Output shape [B, S, E] matches the input.

CLASS DEFINITION

class Attention : public Layer
{
public:
    Tensor Wq, Wk, Wv, Wo;     // [E, E] projection weights
    Tensor bq, bk, bv, bo;     // [E]    biases (optional)
#if TINY_AI_TRAINING_ENABLED
    Tensor dWq, dWk, dWv, dWo;
    Tensor dbq, dbk, dbv, dbo;
#endif

    Attention(int embed_dim, int num_heads, bool use_bias = true);

    Tensor forward (const Tensor &x) override;
    Tensor backward(const Tensor &grad_out) override;
    void   collect_params(std::vector<ParamGroup> &groups) override;
};

embed_dim % num_heads == 0 is required; head_dim = embed_dim / num_heads.

TRAINING CACHES

  • x_cache_: the original input, used in backward to compute dWq/k/v and dx.
  • Q_cache_ / K_cache_ / V_cache_: full projection outputs, sliced per head in backward.
  • A_cache_: attention weights of shape [B*H, S, S], required by the softmax backward.
  • ctx_cache_: concatenated context, used by Wo backward.

BACKWARD STEPS

  1. Wo backward
    • dWo += ctx^T @ grad_out (accumulated over batch×seq).
    • dctx = grad_out @ Wo.
  2. Multi-head attention backward (per head)
    • dV = A^T @ dctx_h
    • dA = dctx_h @ V^T
    • Softmax backward: dS = A * (dA - rowsum(dA*A)) * scale
    • dQ = dS @ K, dK = dS^T @ Q, then accumulate the per-head gradient back into the full [B, S, E] tensor.
  3. Wq / Wk / Wv backward
    • For each weight: dW += x^T @ dProj, dx += dProj @ W.

EXAMPLE

Tiny Transformer on Iris

const int SEQ_LEN = 4;       // treat 4 features as 4 tokens
const int EMB_DIM = 8;
const int N_HEADS = 2;

Dense           embed_proj(IRIS_N_FEATURES, SEQ_LEN * EMB_DIM, true);
ActivationLayer embed_act(ActType::RELU);
Attention       attn(EMB_DIM, N_HEADS, true);
GlobalAvgPool   gap;
Dense           classifier(EMB_DIM, IRIS_N_CLASSES, true);

// forward
Tensor e0 = embed_proj.forward(X_batch);     // [B, 32]
Tensor e1 = embed_act.forward(e0);           // [B, 32]
e1.reshape_3d(B, SEQ_LEN, EMB_DIM);          // [B, 4, 8]
Tensor a0     = attn.forward(e1);            // [B, 4, 8]
Tensor p0     = gap.forward(a0);             // [B, 8]
Tensor logits = classifier.forward(p0);      // [B, 3]

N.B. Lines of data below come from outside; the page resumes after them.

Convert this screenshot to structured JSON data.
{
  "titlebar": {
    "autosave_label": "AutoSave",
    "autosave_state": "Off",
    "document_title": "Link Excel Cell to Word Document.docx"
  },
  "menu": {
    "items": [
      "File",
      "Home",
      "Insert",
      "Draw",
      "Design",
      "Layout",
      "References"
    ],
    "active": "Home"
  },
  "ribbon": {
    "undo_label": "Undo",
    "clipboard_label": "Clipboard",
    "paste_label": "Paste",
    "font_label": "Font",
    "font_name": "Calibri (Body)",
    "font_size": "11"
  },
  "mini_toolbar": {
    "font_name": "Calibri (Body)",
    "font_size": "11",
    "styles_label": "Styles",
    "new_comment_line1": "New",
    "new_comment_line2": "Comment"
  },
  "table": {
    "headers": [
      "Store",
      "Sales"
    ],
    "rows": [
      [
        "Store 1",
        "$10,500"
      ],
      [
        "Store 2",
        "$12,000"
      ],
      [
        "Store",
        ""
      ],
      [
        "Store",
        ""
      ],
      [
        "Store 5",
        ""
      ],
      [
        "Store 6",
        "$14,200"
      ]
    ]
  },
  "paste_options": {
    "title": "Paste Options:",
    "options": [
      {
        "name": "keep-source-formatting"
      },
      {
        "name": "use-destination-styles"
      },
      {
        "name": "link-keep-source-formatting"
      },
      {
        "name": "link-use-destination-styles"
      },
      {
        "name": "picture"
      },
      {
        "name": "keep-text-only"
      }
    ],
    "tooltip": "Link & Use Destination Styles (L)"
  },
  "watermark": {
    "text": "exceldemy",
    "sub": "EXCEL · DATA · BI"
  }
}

Full source under EXAMPLES/ATTENTION.

RESOURCES

  • Parameters: 4 * E^2 + 4 * E (with biases).
  • Activation memory: A_cache_ size B * H * S^2 — quadratic in sequence length.
  • Complexity: O(B * H * S^2 * D + B * S * E^2).

ESP32-S3 budget

With limited PSRAM, keep seq_len ≤ 64 or partition into smaller attention blocks. embed_dim ≤ 64 plus num_heads = 2~4 is comfortably feasible on ESP32-S3.